If you are intentionally using a RLV relay device, I strongly recommend you let the dominate know you are using it and why because it may interfere with their control of you.
How it Works
The first stage is to identify your white list. These are the people you know and love and are on your friends list. You will need to identify all their UUIDs so that the system knows who they are. I recommend the use of Phoenix to get your friends list, as this viewer has a “Friends Export” feature. Simply take its output and load it into a notecard. Alternatively, you can painstakingly list all the avatar’s keys in a notecard and store it with the device. The system is smart and can pick up either format automatically.
Next you attach the device to your HUD. This is because the system uses text to identify the status:
IM is On
Local Chat is On
The system is pretty simple. It uses RLV commands to control whether IMs (including group chat) can be seen, and when local chat can be seen or not. If the user elects to turn off IMs and local chat, then only friends on the white list can send communications.
If an avatar who is not on the white list sends an IM, the viewer will block the message.
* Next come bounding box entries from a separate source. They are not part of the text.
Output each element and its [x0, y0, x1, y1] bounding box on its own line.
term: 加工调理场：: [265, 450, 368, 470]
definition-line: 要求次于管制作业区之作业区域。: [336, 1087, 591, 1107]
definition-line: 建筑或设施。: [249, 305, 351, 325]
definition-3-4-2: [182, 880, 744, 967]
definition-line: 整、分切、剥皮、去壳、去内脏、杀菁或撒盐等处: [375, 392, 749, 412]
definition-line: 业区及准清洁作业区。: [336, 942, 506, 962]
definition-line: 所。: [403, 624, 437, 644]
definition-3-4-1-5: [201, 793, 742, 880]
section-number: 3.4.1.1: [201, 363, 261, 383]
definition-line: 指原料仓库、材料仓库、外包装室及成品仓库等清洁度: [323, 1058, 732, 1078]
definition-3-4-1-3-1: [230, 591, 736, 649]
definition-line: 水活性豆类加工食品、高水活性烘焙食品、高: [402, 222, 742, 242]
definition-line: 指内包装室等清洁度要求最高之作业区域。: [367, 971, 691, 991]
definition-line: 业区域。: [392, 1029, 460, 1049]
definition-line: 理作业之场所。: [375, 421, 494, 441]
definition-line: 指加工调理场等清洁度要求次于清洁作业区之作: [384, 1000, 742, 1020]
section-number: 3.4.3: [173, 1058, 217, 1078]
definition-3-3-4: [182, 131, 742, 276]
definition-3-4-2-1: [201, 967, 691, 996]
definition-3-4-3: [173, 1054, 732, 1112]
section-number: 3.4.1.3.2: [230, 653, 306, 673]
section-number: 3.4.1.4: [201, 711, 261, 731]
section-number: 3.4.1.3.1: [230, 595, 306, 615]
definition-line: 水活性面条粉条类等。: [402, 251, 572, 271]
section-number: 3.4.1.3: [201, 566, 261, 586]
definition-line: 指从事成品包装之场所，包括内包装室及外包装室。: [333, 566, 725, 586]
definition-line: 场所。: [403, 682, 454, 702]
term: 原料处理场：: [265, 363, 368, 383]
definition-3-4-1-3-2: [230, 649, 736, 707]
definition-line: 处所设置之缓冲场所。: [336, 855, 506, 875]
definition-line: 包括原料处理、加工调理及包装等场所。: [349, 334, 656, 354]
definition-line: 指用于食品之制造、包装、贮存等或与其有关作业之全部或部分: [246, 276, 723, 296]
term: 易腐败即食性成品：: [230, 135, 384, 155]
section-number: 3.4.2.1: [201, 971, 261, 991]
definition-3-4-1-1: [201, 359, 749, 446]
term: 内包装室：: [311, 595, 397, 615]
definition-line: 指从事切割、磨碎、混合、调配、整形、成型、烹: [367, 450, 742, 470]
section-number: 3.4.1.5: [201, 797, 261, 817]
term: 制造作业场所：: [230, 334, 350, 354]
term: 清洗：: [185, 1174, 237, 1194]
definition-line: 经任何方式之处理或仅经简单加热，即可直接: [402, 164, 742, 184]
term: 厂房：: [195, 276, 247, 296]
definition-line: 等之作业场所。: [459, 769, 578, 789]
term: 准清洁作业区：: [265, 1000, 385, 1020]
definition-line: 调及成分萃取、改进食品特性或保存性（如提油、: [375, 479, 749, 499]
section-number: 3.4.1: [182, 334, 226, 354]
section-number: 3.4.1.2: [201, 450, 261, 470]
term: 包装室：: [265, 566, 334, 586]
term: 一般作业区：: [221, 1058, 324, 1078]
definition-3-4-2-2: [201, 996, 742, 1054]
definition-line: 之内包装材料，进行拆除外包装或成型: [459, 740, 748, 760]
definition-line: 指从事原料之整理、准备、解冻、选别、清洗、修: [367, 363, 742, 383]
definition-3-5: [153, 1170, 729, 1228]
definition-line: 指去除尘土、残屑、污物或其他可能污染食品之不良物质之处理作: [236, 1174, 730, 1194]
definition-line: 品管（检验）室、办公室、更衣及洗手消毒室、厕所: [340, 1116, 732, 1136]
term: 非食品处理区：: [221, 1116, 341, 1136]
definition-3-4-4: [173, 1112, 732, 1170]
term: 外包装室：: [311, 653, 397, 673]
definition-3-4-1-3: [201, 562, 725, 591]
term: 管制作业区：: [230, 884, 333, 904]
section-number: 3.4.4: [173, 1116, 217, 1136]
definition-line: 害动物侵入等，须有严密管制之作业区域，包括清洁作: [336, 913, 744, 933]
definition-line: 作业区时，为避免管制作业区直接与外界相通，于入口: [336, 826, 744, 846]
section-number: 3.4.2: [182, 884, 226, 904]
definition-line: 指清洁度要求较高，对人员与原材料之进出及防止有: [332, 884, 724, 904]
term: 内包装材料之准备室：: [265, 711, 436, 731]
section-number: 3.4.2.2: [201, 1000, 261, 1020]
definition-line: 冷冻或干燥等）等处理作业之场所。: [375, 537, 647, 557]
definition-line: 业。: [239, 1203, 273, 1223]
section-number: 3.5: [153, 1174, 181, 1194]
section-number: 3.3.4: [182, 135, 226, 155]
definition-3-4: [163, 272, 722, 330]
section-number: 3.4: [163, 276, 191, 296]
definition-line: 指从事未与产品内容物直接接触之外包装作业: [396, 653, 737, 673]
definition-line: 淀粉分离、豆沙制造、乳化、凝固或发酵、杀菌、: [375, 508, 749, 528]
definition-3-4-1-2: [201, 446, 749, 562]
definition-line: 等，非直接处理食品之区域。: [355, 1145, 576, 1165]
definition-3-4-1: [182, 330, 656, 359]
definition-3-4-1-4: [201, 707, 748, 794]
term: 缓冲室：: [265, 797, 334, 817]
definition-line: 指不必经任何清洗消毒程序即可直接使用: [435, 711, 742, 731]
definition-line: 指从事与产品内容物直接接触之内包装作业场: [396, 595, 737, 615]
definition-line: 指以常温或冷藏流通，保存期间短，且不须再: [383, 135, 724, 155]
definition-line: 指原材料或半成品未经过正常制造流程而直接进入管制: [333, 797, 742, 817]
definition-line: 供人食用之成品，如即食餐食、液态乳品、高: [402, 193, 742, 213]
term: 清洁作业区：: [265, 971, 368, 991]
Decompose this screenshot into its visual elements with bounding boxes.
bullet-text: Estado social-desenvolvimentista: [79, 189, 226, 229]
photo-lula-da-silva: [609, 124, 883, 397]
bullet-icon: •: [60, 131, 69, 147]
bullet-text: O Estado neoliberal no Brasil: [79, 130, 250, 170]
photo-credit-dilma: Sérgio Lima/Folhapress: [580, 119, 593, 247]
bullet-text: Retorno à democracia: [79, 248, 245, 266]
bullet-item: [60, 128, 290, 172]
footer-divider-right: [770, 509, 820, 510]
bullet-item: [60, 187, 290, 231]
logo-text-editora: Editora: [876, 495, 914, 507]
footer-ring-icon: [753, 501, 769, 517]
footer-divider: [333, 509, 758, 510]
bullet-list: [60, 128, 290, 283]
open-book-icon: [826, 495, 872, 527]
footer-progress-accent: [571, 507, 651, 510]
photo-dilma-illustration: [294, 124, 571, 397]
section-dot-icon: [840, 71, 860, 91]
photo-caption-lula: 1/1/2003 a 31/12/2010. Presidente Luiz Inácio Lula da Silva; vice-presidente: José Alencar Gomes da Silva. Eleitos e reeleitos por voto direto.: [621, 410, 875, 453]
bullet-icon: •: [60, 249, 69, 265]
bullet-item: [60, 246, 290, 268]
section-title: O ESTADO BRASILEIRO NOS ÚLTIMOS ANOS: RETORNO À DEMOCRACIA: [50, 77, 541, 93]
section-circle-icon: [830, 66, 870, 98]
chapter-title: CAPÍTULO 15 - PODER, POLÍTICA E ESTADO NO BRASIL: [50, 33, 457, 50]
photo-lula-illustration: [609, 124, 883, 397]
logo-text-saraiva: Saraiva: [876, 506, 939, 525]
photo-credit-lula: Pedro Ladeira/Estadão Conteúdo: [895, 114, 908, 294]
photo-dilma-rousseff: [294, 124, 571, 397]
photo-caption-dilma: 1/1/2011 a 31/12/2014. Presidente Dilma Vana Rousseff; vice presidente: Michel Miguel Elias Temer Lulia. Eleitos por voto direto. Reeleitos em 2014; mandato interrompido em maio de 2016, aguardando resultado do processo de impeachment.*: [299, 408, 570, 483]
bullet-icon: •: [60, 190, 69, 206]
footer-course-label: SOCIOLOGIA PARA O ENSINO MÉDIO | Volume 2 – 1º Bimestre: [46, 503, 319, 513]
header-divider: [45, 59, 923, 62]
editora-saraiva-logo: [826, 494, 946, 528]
On the viewer, the user sees this message:
Avatar Name: *** IM blocked by your viewer
And the Avatar Name will get this message:
The Resident you messaged is prevented from reading your instant messages at the moment, please try again later.
In local chat, non-white list members simply appear in Local chat as “…” and no notification is given to the member who sent the message.
The system is easy to use. Simply attach the device to your HUD, edit it and load your white list into the notecard called “!WhiteList”.
Next click the device on the HUD to bring up the menu
RELOAD – Reloads the current notecard.
CHAT ON/OFF – Turns Local Chat On/Off. When OFF text is muted and received as “…”. When ON, text appears as normal. (OFF by default)
IM ON/OFF – Turns IM Chat On/Off. When OFF text is received as “*** IM blocked by your viewer” from avatars that are not on your white list. Group chats, unless they are initiated by a friend are ignored. When ON, text appears as normal. (OFF by default)
ALLOW… - Scans the room and gives a list of all avatars. Selecting one allows you to temporarily add them to your white list. If you RELOAD the notecard then relog, this temporary ALLOW list is lost.
RLV forgets any settings you might have between sessions. It takes a few moments for the white list settings to be re-established. This also means that offline communications are still received, but while online undesired communications are blocked.